Funkcjonariusze z Pińczowa pomogli kierowcy, który zmierzał do szpitala z ciężko chorym dzieckiem. Dzięki policyjnej asyście maluch w kilka minut dotarł do szpitala w Busku-Zdroju.
Do zdarzenia doszło w niedzielę po południu. Mundurowi z Pińczowa znajdowali się w miejscowości Bogucice, gdzie wykonywali swoje obowiązki. Wówczas zgłosił się do nich kierowca osobowego opla, który poprosił o asystę do najbliższego szpitala dziecięcego. Jak powiedział, wiózł 9-miesięczne dziecko, które wymiotowało i traciło przytomność. Liczyła się każda minuta.

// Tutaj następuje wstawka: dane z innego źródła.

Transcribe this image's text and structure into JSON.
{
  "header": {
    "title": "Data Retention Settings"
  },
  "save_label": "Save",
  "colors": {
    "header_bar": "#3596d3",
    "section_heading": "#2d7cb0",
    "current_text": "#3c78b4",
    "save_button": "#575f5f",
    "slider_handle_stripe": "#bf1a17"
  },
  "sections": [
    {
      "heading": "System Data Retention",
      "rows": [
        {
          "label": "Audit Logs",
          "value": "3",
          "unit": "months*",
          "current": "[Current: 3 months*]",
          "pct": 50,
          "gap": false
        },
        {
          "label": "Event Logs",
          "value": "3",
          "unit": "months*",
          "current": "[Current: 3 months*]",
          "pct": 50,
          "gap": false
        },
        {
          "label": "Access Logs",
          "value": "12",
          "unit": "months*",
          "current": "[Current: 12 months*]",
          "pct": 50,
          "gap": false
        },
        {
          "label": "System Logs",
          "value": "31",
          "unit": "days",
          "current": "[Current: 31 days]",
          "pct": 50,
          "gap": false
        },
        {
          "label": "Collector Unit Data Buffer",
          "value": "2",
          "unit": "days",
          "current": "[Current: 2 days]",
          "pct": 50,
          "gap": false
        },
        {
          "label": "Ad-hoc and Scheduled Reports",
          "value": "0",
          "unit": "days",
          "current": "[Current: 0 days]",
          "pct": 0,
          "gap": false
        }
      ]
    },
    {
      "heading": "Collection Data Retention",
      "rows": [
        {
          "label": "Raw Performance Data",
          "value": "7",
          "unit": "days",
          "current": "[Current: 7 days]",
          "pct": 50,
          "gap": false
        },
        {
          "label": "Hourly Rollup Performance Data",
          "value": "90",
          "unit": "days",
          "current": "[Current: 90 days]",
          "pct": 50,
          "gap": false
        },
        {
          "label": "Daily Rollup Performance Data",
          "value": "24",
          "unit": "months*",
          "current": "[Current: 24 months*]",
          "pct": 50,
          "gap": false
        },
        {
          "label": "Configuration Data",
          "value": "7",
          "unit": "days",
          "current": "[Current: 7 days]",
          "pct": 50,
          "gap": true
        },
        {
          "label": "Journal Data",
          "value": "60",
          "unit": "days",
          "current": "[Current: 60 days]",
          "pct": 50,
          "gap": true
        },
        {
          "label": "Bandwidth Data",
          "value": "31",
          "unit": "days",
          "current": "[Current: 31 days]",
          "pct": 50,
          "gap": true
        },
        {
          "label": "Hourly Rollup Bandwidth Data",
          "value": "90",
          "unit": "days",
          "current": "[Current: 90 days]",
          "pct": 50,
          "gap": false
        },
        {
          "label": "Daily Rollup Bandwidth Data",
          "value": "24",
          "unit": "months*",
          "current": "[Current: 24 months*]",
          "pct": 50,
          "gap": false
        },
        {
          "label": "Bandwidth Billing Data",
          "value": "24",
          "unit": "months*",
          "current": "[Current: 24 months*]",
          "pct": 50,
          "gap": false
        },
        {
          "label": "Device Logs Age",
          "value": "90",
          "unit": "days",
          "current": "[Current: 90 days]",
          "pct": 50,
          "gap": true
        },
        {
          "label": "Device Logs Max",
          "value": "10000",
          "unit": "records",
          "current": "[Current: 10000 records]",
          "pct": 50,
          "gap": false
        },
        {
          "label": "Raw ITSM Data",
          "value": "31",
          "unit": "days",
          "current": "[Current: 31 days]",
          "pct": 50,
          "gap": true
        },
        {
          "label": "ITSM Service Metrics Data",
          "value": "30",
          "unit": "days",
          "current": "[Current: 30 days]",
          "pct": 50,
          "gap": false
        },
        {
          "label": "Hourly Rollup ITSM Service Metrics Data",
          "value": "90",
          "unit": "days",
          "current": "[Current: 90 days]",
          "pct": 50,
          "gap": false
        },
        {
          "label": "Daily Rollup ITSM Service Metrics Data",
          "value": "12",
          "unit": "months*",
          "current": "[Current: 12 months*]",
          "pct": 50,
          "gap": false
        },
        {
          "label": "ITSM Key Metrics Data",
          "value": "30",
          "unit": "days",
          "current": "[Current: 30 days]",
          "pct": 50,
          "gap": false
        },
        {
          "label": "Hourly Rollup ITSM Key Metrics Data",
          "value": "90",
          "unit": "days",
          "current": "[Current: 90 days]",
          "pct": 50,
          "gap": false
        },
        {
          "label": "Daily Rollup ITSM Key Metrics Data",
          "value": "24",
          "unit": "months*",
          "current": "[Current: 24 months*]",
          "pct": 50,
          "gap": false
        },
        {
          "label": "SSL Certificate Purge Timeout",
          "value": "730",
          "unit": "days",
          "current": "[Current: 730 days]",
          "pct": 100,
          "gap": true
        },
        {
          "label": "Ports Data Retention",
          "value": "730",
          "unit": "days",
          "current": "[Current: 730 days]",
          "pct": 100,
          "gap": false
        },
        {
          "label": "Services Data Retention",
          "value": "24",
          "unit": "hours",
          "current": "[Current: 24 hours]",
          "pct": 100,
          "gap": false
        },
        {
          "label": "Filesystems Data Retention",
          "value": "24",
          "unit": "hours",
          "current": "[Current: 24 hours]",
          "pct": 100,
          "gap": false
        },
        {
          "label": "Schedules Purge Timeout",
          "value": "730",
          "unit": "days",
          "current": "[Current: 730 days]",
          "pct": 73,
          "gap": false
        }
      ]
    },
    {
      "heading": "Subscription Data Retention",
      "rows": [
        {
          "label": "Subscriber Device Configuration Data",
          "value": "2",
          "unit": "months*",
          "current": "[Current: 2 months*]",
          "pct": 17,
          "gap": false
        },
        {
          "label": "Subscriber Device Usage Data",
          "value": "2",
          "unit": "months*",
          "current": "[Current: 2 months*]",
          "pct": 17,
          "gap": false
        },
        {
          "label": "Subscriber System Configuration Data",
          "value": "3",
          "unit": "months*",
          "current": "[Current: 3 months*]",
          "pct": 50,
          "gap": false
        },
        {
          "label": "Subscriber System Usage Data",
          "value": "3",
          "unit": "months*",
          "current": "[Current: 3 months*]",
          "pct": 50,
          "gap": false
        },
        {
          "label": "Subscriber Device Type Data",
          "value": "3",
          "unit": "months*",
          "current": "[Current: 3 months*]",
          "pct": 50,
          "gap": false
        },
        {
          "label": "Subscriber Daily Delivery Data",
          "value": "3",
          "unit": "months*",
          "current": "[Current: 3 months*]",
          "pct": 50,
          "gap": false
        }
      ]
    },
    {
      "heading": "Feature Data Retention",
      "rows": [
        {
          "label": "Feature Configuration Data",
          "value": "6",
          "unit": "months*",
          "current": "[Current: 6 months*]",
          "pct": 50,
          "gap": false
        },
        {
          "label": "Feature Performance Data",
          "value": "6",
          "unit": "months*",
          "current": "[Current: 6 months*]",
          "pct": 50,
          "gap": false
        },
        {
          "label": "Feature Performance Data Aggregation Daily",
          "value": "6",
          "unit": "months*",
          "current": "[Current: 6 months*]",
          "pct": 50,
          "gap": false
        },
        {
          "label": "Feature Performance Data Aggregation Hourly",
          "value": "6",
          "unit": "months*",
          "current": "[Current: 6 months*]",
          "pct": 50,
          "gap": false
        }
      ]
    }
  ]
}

ZOBACZ TEŻ: Rusza budowa kanalizacji w Kliszowie i Woli Żydowskiej
Funkcjonariusze z pomocą sygnałów świetlnych i dźwiękowych eskortowali kierowcę pod same drzwi Izby Przyjęć Szpitala Powiatowego w Busku-Zdroju. Dzięki tej pomocy wystarczyło zaledwie kilka minut aby dziecko znalazło się pod opieką lekarzy. Z informacji uzyskanych prze Komendę Powiatową Policji w Pińczowie wynika, że mały pacjent został poddany leczeniu i wraca do pełni zdrowia.